A few hours went by and me and my sister had us some alone time. We were the closest of my parents' children and we talked when we weren't busy with our own lives, which wasn't often. We were sitting outside in a gazebo that my parents had built in the huge backyard they owned.
“So what's really been going on with you, Lewis, since you moved to Maryland? You find that man of your dreams you're always looking for?” she asked as she sat Indian-style in one of my parents' wicker chairs.

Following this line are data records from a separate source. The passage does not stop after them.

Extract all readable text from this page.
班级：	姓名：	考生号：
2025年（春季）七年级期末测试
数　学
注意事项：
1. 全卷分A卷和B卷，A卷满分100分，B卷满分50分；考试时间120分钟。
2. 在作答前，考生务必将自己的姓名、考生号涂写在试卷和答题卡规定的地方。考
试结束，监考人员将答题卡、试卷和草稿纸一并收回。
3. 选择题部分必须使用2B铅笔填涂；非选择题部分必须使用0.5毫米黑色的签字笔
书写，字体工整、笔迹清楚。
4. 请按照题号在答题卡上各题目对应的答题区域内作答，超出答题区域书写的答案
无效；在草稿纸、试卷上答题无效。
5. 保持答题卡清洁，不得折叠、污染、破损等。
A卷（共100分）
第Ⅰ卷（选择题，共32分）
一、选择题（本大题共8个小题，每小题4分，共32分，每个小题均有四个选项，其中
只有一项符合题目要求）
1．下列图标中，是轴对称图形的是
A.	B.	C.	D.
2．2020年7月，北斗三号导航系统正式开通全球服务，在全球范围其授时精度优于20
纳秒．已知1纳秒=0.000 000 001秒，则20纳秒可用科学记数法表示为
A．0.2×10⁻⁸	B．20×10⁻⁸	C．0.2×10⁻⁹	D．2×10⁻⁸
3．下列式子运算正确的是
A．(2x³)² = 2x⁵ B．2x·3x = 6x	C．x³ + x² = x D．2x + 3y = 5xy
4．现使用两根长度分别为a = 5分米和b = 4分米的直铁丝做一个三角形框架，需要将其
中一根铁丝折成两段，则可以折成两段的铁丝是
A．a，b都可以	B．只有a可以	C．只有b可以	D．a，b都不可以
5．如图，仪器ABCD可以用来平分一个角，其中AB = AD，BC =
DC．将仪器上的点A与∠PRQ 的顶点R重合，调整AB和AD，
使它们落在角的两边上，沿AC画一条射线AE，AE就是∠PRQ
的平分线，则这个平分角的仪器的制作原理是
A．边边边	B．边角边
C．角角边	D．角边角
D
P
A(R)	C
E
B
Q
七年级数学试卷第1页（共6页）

“So you are a ventriloquist for our mother I see, with all of these questions you are asking.” I laughed lightly and smiled hard. Even though there was an age gap between us we still got along as if we were only a year or two apart. “Wellllll, I'm not looking for anything at the moment, I'm really just going to keep it chill for now. See what comes my way without pursuing them.”
“So you saying you're not going to give up the bootie until someone put a ring on it?” She laughed.
“Yes. I am going to try a whole new approach for this finding-a-mate thing. It's too much. It consumes me more than my full-time job and that's a no-no.” I looked at her intently.
“Please don't tell me you have given into the hype and read Steve Harvey's
Act Like a Lady, Think Like a Man
book? You didn't sell out to that ninety-day rule thing did you because I don't think you can go that long without . . . well, you know?” She laughed again. “Plus, you had that ‘act like a lady, think like a man' down long before Steve did. I believe that was your mantra during your high school years,” she added and then she burst into a fit of laughter again. I just sat there and watched her get her giggles in on me. When it was my turn she was going to regret it.
“You finished?” I looked at her.
“Actually, I am now. Go ahead and explain yourself.”
“Well, since you being nosy and all. I had a brief conversation with a therapist the other day and it was suggested that I try something different. Like being friends first and then taking it one step at a time with the next person I met.”
“Oh, really.” Her eyebrows rose in curiosity.
“Yes, and I decided why not give it a try, you know, see if it works. It couldn't hurt me to try somebody else's way.”
“That is true.” She nodded her head in agreement.
“It's like, what do I have to lose to try something different?” I shrugged my shoulders.
“Let me ask you this though, why are seeing a therapist?”
“I didn't say I was seeing one, even though as fine as he was I would have played depressed just so I could be in a room with him, because he was fine. But alas, he was engaged to be married. Anyway, we had a conversation while he was in Starbucks waiting on this fiancée.”
“Oh, okay. I was about to say. I know you not in Baltimore letting those boys get the best of you and having you going to see a therapist and all of that.” She looked a bit concerned and then relieved.
“No, ma'am. I was just in deep, thinking about the state of my life and what I needed to do to fix it and he just happened to be in the right place at the right time. That's all.”
“Good. So everything else is good in your life? You healthy?”
“Yep, I am very healthy. Thanks for asking.”
We continued to talk a little more before we went into the house and began to watch a few movies together until we drifted off to sleep.
The whole weekend went pretty smoothly, as it usually does. My mother cooked the most delicious meals and we all enjoyed each other's company until it was time to go back our separate ways.